Organ Allocation Units:

We endorse Recommendation 5.1 (Establish Organ Allocation Areas for Livers) and we suggest that the same principle of large population-based sharing be utilized for allocation of other organs. The report of the IOM committee found no evidence that supports the concerns that wider sharing would lead to decreased donation or closure of small programs. We suggest that the OPTN or an independent organization undertake similar studies for other organs to define the appropriate size of Organ Allocation Areas (OAAs) for each of them. We also understand that any OAAs will require some sort of administrative structure in order to operate and suggest that current UNOS Regions may be appropriate to serve these functions. In doing so, however, we specifically do not suggest any mandated changes in the size or composition of OPOs. We understand that the primary function of an OPO is the identification, recovery and distribution of organs for transplantation. If OPOs are required to deal with allocation, their collective energy and attention may be diverted from their primary responsibilities. Specifically, we suggested that the Final Rule recognize that organ recovery be disassociated from organ allocation.

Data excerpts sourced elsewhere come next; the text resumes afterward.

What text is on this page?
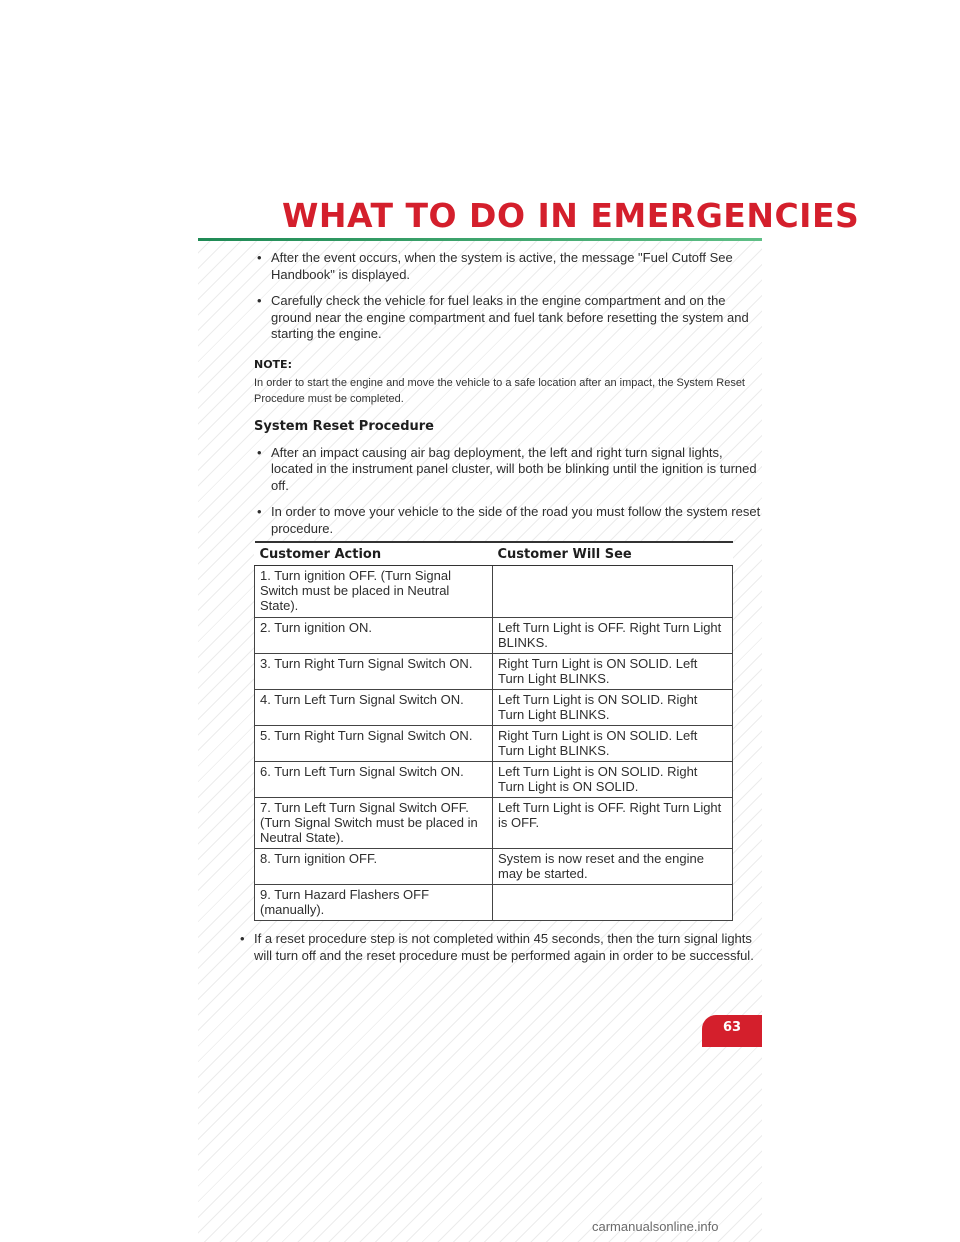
WHAT TO DO IN EMERGENCIES
• After the event occurs, when the system is active, the message "Fuel Cutoff See Handbook" is displayed.
• Carefully check the vehicle for fuel leaks in the engine compartment and on the ground near the engine compartment and fuel tank before resetting the system and starting the engine.
NOTE:
In order to start the engine and move the vehicle to a safe location after an impact, the System Reset Procedure must be completed.
System Reset Procedure
• After an impact causing air bag deployment, the left and right turn signal lights, located in the instrument panel cluster, will both be blinking until the ignition is turned off.
• In order to move your vehicle to the side of the road you must follow the system reset procedure.
Customer Action	Customer Will See
1. Turn ignition OFF. (Turn Signal Switch must be placed in Neutral State).	
2. Turn ignition ON.	Left Turn Light is OFF. Right Turn Light BLINKS.
3. Turn Right Turn Signal Switch ON.	Right Turn Light is ON SOLID. Left Turn Light BLINKS.
4. Turn Left Turn Signal Switch ON.	Left Turn Light is ON SOLID. Right Turn Light BLINKS.
5. Turn Right Turn Signal Switch ON.	Right Turn Light is ON SOLID. Left Turn Light BLINKS.
6. Turn Left Turn Signal Switch ON.	Left Turn Light is ON SOLID. Right Turn Light is ON SOLID.
7. Turn Left Turn Signal Switch OFF. (Turn Signal Switch must be placed in Neutral State).	Left Turn Light is OFF. Right Turn Light is OFF.
8. Turn ignition OFF.	System is now reset and the engine may be started.
9. Turn Hazard Flashers OFF (manually).	
• If a reset procedure step is not completed within 45 seconds, then the turn signal lights will turn off and the reset procedure must be performed again in order to be successful.
63
carmanualsonline.info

Independent Scientific Review:

We endorse Recommendation 8.2 (Establish Independent Scientific Review). We agree with the committee that the system should be reviewed periodically by an independent body reporting to the Secretary and separate from the OPTN. The existence of the IOM report is evidence enough that an independent review can produce valuable and unexpected outcomes. We expect an appropriately composed body, which would include a reasonable number of individuals with expertise in transplantation, to bring resolution to difficult or contentious problems through careful objective review as the IOM has done with this report. We expect the Secretary and the OPTN to work together to develop solutions based upon recommendations of this body. We are prepared to suggest appropriate scientific experts to participate in these reviews.

DHHS and OPTN:

The report of the IOM committee clearly supports complementary roles of DHHS and the OPTN in the transplant system. Unfortunately, issues concerning allocation of livers for transplantation have led to substantial discord between the two organizations. While we understand the principles behind that discord and have commented on them previously, we firmly believe that the past year's debate and the report of the IOM committee have clarified those issues sufficiently and have provided us with the basis for moving forward. We are encouraged by the Secretary's announcement that DHHS is prepared to make alterations in the Final Rule in order to produce the best possible product and we are prepared to assist her in this effort. We call upon the OPTN to do the same. We must push forward to modernize the organ allocation system and to spend more of our time and effort on organ donation.